Types I and II alloys are often referred to as inlay alloys. Types III and IV alloys are generally called crown and bridge alloys.

18. Shaping of dental metals and alloys
Shaping of dental metals and alloys for dental use can be accomplished by one of three methods :
Casting: it involves heating the material until it becomes molten, then it can be forced into an investment mould which has been prepared eg: Co-Cr, Ni-Cr, titanium alloys…..etc.
Cold working: it involves mechanical shaping of the metal at relatively low temperature taking the benefits of the high values of ductility and malleability possessed by many metals eg: Type I gold alloys.
Amalgamation: some alloys can be mixed with mercury to form a plastic (sold) mass which gradually hardness by a chemical reaction followed by crystallization. The material is shaped by packing it into tooth cavity eg: dental amalgam.

19. Requirements of the desirable dental casting metals and alloys:
Dental casting metals and alloys must exhibit:
Biocompatibility.
Ease of melting, casting, brazing (or soldering) and finishing.
Little solidification shrinkage.
Minimal reactivity with the mold material.
Good wear resistance.
High strength and sag resistance.
Excellent tarnish and corrosion resistance.

20. Faults in casting: 1. Finning and bubbling:
Finning (formation of fins on the casting surface) is due to cracking of the investment caused by its rapid heating. This fault can be avoided by slow heating of the mold to allow escapement of gases without cracking of the mold.
Bubbling (formation of spheres on the casting surface) is due to the presence of surface porosities in the investment. This fault can be avoided by vacume investing.
These faults increase the time of finishing.

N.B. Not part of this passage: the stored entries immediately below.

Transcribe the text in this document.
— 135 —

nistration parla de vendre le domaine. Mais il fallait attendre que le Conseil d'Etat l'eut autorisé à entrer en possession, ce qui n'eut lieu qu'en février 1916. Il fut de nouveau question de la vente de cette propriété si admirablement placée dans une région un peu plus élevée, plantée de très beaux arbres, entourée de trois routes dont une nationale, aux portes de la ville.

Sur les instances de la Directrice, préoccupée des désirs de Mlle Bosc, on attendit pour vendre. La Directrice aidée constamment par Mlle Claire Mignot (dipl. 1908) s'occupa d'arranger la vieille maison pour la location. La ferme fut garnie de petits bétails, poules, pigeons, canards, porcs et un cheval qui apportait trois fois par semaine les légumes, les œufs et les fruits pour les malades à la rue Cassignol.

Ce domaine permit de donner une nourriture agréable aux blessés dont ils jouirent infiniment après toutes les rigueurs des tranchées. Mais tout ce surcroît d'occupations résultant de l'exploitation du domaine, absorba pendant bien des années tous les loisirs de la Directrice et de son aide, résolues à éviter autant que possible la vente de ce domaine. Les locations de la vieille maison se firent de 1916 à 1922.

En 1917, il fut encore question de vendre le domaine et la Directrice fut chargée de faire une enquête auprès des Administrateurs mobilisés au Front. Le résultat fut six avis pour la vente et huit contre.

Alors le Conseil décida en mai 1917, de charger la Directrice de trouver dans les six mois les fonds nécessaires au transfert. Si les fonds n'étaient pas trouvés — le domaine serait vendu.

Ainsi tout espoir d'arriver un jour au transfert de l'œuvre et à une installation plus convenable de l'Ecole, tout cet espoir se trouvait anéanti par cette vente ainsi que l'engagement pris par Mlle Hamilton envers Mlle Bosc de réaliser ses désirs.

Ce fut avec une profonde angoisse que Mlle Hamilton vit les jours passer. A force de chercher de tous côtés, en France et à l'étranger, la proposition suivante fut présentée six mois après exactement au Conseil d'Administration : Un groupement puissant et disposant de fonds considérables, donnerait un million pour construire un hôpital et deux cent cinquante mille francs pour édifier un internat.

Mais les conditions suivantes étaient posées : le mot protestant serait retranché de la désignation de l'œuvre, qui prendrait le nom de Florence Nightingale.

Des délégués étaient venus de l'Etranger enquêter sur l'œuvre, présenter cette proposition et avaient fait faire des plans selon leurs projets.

21. 2. Incomplete casting: This type of faults can be avoided by:
Convenient number and diameter of the sprues.
B. The balance between the molten alloy temperature and mold temperature is important to prevent solidification of the alloy before the mold can be properly filled.
C. Sufficient thrust should be created by the rotational speed of the centrifugal casting machines to ensure proper flow of the alloy to all parts of the mold cavity.
D. Gases and steam within the mold that cannot escape cause back pressure which leads to rounded edges of the casting and lacking in details. Therefore the metallic plate support the end of the ring must be perforated to allow escapement of gases and steam.

22. 3. Porosity: (pitting on the casting surface):
This is caused by broken pieces of investment or particles of dirt which have fallen down the sprue. This can be avoided by handling the molds with the sprue downwards.
4. Oversized or undersized castings:
These faults can be overcome by the following:
A. The casting shrinkage of the alloy should be compensated for by the setting expansion, thermal expansion and inversion of the investment.
B. The proper choice of the impression material and impression technique influences the final results.